Ginés doblaba su ropa cuidadosamente, como quien acuesta a un bebé, todas las noches. Realizados los pliegues, olidos los tejidos, recorría con las palmas de las manos sus pequeños detalles, limpios, preparados para su boda con la mañana, impolutos. La dureza de los cuellos de la camisa, la caricia áspera de los vaqueros; pero el recuerdo a gato persa de la bufanda y los escalofríos del pelo de la oveja hilado en gorro.

Ginés se desperezaba rozando con los nudillos el cabecero de madera de su cama y los dedos resbalaban por el barniz como en un parque acuático. Entonces recordaba todo lo que había soñado: reía de los disparates y, al hacerlo, aprovechaba para tocarse los dientes y comprobar que seguían en su sitio, igual de afilados. Algunas mañanas lloraba de melancolía y se extendía las lágrimas por el rostro para que se reabsorbieran, porque intuía que le quedaban pocas.

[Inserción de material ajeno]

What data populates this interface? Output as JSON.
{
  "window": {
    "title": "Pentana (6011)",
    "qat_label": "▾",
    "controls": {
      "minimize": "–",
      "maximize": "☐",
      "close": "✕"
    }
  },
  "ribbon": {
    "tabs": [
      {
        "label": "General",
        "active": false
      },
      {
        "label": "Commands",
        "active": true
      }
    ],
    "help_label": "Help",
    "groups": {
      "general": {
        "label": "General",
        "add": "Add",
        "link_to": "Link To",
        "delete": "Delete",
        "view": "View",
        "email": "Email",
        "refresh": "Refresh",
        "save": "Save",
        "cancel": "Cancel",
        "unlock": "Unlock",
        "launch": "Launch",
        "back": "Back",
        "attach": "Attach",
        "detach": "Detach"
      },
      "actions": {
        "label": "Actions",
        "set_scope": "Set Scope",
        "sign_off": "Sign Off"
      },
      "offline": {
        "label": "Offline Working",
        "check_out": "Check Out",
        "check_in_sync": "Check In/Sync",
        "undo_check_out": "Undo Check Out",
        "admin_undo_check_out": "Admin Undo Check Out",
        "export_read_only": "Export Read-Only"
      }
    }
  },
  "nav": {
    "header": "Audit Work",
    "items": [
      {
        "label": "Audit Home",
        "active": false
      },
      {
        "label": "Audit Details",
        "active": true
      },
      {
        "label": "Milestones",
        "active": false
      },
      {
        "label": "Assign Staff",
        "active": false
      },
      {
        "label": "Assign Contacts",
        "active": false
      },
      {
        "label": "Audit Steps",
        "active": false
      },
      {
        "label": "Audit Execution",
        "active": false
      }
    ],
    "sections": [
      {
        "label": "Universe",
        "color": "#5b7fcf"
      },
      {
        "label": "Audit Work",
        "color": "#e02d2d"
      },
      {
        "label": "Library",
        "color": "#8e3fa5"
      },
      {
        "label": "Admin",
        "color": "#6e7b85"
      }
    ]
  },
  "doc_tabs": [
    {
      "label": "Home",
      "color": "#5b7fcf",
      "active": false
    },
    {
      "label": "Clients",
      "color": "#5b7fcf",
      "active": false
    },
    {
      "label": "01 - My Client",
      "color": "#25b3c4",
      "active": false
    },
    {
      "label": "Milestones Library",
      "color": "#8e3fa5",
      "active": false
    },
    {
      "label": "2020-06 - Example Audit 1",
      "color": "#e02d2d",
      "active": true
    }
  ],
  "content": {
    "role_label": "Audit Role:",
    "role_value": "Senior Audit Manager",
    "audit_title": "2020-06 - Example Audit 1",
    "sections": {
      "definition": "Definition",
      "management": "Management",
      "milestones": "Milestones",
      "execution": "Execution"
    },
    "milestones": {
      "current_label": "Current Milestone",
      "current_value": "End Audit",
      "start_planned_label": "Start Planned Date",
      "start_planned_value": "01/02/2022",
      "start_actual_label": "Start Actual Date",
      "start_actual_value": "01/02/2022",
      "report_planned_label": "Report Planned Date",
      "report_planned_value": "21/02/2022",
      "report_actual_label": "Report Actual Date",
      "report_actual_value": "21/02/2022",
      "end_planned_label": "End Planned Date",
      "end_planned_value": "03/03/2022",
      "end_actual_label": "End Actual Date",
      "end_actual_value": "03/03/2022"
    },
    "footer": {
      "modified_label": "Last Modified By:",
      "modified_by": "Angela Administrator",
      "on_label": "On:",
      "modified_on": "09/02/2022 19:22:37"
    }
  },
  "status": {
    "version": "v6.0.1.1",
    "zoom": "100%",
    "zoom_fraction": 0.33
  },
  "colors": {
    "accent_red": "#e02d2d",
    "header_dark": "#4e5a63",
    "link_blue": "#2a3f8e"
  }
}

Ginés cogía el bocadillo de encima del mueble del recibidor y la pala del rincón. En una mano sentía el frío del papel de aluminio, y su rugosidad le hacía acordarse de la barba de su padre. En la otra, la tibieza llana, sin fisuras ni cortes, del palo de madera: los besos largos de su madre. Ginés se dirigía a su trabajo en el hoyo. Durante toda la mañana, vaciaba el trocito acordonado de terreno para hacer crecer el montículo de tierra y, por la tarde, volvía a llenar el hueco haciéndolo menguar, hasta que otra vez quedaba el hoyo lleno y se marchaba a casa.

Ginés era feliz, pero le perseguía una única obsesión: tenía que morirse un mediodía.